Formazione

ingegneri senza frontiere

università Le storie degli studenti che realizzano progetti di sviluppo nei Paesi poveri

di Redazione

Ingegneria è uno dei corsi universitari più quotati, uno di quelli che le mamme consigliano ai figli perché l'”ing.” davanti al nome dà una certa sicurezza di trovare lavoro. In cambio, però, bisogna studiare molto. Ma c’è anche chi ha scelto di vivere questi anni guardando oltre l’impossibile esame di Analisi II e sfruttando gli studi per fare volontariato.
È con questo spirito che dieci anni fa è nata Ingegneria senza frontiere, un’associazione di studenti che oggi ha 26 sedi in altrettante facoltà. «Esisteva qualcosa di simile in Francia e in Spagna», racconta Stefano Francese, coordinatore nazionale. «Noi a Torino l’abbiamo copiata, ma abbiamo voluto creare uno spazio di impegno riservato solo agli universitari.

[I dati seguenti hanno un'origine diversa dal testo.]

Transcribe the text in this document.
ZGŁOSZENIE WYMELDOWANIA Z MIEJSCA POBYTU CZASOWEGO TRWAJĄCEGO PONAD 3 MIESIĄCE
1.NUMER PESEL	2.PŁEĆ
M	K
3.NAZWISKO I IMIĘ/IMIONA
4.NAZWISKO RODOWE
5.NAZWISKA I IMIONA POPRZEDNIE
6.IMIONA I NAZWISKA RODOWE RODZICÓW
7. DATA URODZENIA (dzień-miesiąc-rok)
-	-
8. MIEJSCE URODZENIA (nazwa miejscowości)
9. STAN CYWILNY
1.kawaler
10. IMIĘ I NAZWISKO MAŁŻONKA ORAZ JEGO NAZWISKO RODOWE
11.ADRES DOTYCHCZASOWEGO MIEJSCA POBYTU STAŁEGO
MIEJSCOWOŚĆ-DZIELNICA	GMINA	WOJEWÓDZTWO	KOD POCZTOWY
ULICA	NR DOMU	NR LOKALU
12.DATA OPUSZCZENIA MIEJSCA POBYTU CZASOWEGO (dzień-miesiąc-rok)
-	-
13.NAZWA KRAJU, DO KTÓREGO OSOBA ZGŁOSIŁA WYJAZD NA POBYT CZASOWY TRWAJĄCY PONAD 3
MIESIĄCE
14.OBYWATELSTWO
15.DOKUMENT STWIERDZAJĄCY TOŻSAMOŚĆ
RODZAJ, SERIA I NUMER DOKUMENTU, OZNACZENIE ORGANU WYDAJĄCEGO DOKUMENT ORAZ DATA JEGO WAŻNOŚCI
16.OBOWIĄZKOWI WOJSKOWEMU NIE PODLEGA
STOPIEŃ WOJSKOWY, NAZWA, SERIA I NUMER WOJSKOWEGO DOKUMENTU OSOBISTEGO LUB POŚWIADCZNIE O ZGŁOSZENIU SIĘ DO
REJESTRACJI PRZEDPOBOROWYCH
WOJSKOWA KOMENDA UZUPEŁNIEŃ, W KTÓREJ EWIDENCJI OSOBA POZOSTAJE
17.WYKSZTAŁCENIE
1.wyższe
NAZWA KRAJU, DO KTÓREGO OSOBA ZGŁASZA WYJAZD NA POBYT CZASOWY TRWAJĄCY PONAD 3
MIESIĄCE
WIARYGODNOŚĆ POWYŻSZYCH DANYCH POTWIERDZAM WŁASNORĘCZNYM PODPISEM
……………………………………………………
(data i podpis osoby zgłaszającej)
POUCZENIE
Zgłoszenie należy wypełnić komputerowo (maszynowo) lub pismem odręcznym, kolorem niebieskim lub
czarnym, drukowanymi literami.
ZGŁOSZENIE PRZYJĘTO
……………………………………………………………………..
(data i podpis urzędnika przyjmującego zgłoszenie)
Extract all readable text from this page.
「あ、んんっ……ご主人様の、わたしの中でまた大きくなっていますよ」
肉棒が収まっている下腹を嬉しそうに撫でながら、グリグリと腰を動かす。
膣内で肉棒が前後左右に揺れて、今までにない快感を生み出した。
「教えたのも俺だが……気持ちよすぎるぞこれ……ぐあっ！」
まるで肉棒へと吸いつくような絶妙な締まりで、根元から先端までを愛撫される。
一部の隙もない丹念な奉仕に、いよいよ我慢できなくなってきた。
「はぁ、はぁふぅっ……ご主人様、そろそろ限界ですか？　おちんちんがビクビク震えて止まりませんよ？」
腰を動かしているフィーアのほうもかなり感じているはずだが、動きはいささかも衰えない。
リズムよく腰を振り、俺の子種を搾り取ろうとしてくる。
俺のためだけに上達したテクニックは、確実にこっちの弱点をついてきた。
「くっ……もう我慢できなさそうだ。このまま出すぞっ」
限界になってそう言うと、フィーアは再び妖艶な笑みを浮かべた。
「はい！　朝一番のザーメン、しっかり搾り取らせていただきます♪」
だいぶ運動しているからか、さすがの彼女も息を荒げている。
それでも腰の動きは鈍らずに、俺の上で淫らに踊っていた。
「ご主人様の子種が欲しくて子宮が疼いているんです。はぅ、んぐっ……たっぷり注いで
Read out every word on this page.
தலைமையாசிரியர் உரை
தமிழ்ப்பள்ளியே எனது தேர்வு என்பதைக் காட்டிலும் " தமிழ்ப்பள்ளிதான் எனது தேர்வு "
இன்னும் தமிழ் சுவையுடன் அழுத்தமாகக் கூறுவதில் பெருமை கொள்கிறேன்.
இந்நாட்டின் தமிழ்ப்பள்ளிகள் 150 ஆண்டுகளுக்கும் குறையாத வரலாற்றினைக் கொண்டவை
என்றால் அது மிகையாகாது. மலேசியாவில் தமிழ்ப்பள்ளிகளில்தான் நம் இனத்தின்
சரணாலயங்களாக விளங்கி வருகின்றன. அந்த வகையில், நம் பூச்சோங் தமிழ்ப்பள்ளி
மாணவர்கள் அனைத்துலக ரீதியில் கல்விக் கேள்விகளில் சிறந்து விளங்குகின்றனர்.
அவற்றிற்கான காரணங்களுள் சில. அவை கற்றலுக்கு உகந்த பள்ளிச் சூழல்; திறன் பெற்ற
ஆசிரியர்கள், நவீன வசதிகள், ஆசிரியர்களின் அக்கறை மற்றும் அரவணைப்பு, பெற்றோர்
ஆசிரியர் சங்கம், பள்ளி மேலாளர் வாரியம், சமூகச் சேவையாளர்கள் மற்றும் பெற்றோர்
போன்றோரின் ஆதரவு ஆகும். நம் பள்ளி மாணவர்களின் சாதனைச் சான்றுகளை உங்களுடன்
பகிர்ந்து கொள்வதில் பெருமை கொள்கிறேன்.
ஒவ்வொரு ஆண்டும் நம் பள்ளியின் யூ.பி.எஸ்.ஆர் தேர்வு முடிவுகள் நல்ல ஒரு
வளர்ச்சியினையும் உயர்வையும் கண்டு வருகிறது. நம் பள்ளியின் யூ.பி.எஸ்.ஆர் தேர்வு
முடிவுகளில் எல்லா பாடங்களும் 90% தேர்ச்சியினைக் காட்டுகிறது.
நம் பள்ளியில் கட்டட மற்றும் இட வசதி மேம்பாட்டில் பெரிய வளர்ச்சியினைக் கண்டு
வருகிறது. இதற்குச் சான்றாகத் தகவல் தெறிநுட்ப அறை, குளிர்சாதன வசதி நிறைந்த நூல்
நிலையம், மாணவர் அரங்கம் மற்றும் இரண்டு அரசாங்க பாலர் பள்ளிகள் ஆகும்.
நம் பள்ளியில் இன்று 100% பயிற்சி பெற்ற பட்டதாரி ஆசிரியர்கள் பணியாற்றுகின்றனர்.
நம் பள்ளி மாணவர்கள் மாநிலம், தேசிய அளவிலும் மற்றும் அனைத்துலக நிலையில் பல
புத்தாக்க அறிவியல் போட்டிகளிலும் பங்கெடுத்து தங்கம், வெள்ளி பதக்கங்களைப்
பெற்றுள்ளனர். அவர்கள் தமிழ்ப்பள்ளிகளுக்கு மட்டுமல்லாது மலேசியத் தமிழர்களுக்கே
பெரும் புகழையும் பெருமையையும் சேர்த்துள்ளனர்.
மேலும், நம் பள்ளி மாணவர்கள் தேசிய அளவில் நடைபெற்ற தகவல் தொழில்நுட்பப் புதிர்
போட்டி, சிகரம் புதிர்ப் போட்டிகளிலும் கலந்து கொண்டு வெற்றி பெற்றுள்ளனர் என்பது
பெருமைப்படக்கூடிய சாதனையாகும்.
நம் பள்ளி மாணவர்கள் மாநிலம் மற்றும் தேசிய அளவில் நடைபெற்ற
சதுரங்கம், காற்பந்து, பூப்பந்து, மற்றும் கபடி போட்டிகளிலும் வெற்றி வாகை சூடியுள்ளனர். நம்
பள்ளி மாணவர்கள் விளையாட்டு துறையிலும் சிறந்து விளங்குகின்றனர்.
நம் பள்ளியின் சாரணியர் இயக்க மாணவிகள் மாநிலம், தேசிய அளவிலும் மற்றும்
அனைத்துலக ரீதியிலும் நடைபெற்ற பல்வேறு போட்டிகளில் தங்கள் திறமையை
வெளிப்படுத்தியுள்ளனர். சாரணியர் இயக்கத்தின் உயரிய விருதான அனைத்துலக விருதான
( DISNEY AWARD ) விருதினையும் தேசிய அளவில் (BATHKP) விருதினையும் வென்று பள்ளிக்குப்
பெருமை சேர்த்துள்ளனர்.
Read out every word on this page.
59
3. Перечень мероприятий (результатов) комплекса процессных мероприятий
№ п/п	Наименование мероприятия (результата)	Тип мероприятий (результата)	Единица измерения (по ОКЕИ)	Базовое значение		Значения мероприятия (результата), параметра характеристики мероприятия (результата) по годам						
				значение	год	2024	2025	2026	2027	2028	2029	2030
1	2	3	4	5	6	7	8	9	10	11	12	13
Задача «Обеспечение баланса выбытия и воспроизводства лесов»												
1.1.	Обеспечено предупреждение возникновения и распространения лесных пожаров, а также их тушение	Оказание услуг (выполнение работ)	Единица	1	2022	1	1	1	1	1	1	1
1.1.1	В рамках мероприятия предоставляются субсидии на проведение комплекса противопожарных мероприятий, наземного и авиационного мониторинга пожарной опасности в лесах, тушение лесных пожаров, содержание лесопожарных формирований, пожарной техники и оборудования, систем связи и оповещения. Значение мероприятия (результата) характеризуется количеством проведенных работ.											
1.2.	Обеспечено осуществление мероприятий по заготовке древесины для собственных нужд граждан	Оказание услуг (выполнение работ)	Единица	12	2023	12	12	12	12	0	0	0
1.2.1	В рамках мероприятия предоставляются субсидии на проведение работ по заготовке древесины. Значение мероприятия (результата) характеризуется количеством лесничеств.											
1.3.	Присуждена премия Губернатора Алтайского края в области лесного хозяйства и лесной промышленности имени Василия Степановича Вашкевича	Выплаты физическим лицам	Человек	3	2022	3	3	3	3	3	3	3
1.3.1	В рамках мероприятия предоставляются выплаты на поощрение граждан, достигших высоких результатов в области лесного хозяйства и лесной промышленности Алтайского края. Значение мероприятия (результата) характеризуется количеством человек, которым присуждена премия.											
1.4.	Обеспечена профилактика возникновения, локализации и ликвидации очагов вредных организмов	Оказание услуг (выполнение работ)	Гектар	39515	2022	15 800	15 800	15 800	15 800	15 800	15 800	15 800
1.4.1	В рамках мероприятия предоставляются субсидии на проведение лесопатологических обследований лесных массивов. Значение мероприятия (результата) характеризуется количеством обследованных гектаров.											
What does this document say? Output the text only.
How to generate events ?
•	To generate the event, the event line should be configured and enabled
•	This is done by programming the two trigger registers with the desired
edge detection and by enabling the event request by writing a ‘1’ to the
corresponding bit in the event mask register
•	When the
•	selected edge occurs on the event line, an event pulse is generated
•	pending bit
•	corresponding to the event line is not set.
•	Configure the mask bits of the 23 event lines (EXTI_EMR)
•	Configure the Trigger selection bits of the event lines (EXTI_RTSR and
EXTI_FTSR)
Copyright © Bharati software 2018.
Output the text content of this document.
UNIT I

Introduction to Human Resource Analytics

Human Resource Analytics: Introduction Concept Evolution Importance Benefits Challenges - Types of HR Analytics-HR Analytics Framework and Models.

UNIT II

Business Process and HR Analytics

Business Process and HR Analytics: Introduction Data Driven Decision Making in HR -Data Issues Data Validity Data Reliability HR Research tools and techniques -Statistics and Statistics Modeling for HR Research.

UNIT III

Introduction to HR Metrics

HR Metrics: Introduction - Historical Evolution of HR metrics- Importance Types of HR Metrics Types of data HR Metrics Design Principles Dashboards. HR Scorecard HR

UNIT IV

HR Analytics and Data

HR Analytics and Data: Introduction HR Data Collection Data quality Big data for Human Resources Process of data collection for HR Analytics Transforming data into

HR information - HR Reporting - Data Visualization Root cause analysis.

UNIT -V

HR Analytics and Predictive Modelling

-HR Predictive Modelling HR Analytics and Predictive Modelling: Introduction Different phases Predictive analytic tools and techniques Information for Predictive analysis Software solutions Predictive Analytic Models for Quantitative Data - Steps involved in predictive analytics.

Perciò abbiamo cambiato il nome, da Ingegneri a Ingegneria». Due sono i settori di attività: la formazione e la cooperazione internazionale. «Approfondiamo temi sociali, sempre nel nostro ambito di studio, e cerchiamo di farli conoscere agli altri studenti attraverso conferenze e incontri. Poi collaboriamo con alcune ong su progetti specifici, dalla raccolta differenziata alla creazione di reti telematiche. E siamo impegnati in Burkina Faso con il Cisv per creare un bacino idrologico che raccolga le acque piovane». I numeri dei volontari sono altalenanti, a seconda dei periodi. Va meglio per il gruppo di Milano, aperto anche a professori e ingegneri professionisti: «Quanto a impegno, loro ci danno una certa sicurezza», conferma la presidente Irene Bengo, «e sono anche un aiuto per gli studi». Tra i tanti progetti, il gruppo del Politecnico ne ha messo in piedi uno per le scuole superiori: «Andiamo nei licei a parlare di risparmio energetico e sviluppo sostenibile. Cerchiamo di far partecipare i ragazzi ai problemi del mondo». L’organizzazione è su base federale, ma esiste un coordinamento nazionale che fa da collegamento. Ma, come conferma Bruno Laganà, presidente di Isf Firenze, ognuno ha le proprie idee da portare avanti: «Negli ultimi anni abbiamo costruito due centri informatici a Kinshasa, in Congo. Noi ci occupavamo della rete, dei software e della formazione dei responsabili, la ong con cui collaboravamo ha fatto il resto. Per il secondo centro abbiamo avuto anche l’aiuto delle sedi di Roma, Pisa e Milano».
Anche i volontari fiorentini si sono dati da fare nella propria zona. «Con un gruppo di professori», continua Bruno, «abbiamo organizzato un corso di informatica al carcere di Prato, dove l’università di Firenze ha un distaccamento». Un impegno che sta ottenendo il riconoscimento delle istituzioni: «Abbiamo dato vita al Premio Tattarillo per le migliori tesi sulle tecnologie per lo sviluppo. Quest’anno la premiazione si è svolta in Palazzo Vecchio, con il patrocinio del Comune. Ci teniamo perché è intitolato a Tommaso Fiorentini, un nostro amico scomparso, e perché è un modo per spingere i ragazzi a interessarsi di certe tematiche». Insomma, in barba a chi dice che in missione servono soltanto gli operatori umanitari. «Be’, in caso d’emergenza io non saprei fare niente», risponde Bruno, «ma a me sembra naturale che un ingegnere metta a disposizione le proprie conoscenze per aiutare chi ha bisogno».